Digital Planet: Choosing your cloud: The good, the bad, and the ugly!

The biggest challenge any business faces is trying to predict the future; knowing what your data will look like in three or five years’ time so you can put in an infrastructure that is flexible enough to grow and accommodate change is a huge challenge.

The amount of data that all businesses are generating themselves and storing on their clients is growing all the time. The infamous statistic from 2013 that 90% of the world’s data has been generated over the last two years continues to be quoted and I suspect if we looked closer now in 2015 we’d find the numbers astounding. Being able to know what data you want to keep, what you want accessible now and what you can file away is going to become increasingly difficult.

Unsurprisingly hybrid cloud has become the cloud model of choice for many organizations that want to build greater flexibility into their infrastructure in a cost effective and future proof manner. What’s not to like about hybrid? You get to keep some of the simple data on-premise yet free up your existing infrastructure by moving critical elements to the cloud, all the while relying on your cloud provider to have the latest provisioning and security in place that helps to ensure you keep abreast of your industry regulation and legislation.

But is there a good, bad or ugly of cloud? Choosing private, public or hybrid is about being methodical in making your choice and not just diving in for what seems to be the quickest and simplest solution on the surface.

Private cloud, as the name suggests, means that only one specific organization can operate and access data in this particular cloud environment. The idea is that you naturally have greater control and therefore privacy for your sensitive data. This is great if you’re an industry giant with exceptionally deep pockets and can afford excessive operational costs and if you’re someone who doesn’t like to share the same environment.

The public cloud on the other hand offers a great virtualized service for consumers running at a fraction of the cost of private cloud and it’s accessible over any public network. However, the big ‘but’ here is whether any savvy business should be sharing its crucial data on a resource that is so publicly available. In this case cheap doesn’t always mean better. Yes, it will offer the ultimate in scalability because it has such a vast user base and instant flexibility if your business grows overnight, however, with businesses becoming more and more concerned about data security a simple breach could provide a massive headache.

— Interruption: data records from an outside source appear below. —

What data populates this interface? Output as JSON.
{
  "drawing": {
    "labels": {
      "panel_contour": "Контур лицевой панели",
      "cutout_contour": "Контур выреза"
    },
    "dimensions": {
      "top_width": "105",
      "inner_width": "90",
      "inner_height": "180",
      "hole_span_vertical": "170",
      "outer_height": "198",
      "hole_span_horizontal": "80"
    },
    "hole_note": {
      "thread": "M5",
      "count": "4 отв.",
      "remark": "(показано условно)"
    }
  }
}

In my experience, a hybrid cloud solution enables businesses to run multiple applications within the platform while also being able to connect back into colocation rack in the data centre or indeed linking straight back into the office using point-to-point connections. We’ve found that while people want all the benefits that cloud solutions have to offer they also want the security of knowing where their data resides and they rightly want to remain in control. A hybrid cloud solution offers just that.

At the end of the day when it comes to cloud the decision is yours. Be guided by your industry regulations and Data Protection laws. Talk to your peers and partners about what has worked best for them. A cloud solution should provide you with:

  • Scalability – so you can upgrade instantaneously with no downtime or capex costs
  • Performance – that’s as good as a dedicated server
  • Easy management – via an online secure control panel
  • Reliability – mirrored SAN storage and hot migration of your virtual servers
  • A choice of operating systems – Linux, Windows, in a variety of flavors and versions.

And once you’ve taken these requirements into consideration select a partner where you can easily check their security measures – go and see it for yourself. Establish a comprehensive SLA – all reputable cloud providers will gladly provide one. And where possible select a cloud that offers a ‘try before you buy’ model which will help you to establish the success criteria appropriate for your business and ensure the version of cloud you’ve chosen is delivering maximum performance and value for your business.